Qualification Programs: CDER programs developed to include the DDT Qualification Process and the regulatory infrastructure and documentation needed to support this Process.
Qualification Process: Process for consultation and advice and review of potential DDTs as outlined in the guidance.
Qualification Review Team (QRT): The QRT is comprised of a multidisciplinary group of FDA staff. Each team is recruited based upon the specific DDT and the context of use proposed by the submitter.
Sponsor: A person or entity that submits an application for an IND to conduct clinical trials of an investigational product.
Submitter: Submitter is a person, group, organization or consortium that takes responsibility for and initiates a DDT qualification proposal.

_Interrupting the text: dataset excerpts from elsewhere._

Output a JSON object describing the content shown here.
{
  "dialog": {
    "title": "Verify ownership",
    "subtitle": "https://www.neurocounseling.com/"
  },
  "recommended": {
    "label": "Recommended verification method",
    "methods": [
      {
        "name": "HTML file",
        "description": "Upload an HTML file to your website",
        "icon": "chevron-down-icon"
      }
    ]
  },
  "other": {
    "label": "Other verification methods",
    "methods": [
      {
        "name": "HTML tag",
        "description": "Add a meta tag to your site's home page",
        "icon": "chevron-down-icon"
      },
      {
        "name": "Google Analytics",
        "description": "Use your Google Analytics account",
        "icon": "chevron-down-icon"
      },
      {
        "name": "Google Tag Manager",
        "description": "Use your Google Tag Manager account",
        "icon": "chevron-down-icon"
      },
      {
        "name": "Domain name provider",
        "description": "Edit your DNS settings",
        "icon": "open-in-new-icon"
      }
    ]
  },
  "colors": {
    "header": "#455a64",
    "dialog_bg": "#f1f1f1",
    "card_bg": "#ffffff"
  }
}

Submission for DDT qualification: Any correspondence and documents provided to CDER as part of the qualification process. Submissions are classified under the following categories:
- Pre-submission request
- Letter of Intent
- Briefing Package
- Supporting Document(s) for Consultation and Advice Stage
- Qualification Package
Within these categories, submitters should provide any documents relevant to DDT development and qualification appropriate for the purpose of the submission in that stage of the DDT Qualification process. Submitters are strongly encouraged to consider the use of relevant data standards (e.g., CDISC) in data submission.
Treatment Benefit: The effect of treatment on how a patient survives, feels, or functions. Treatment benefit can be demonstrated by either an effectiveness or safety advantage. For example, the treatment effect may be measured as an improvement or delay in the development of symptoms or as a reduction or delay in treatment-related toxicity.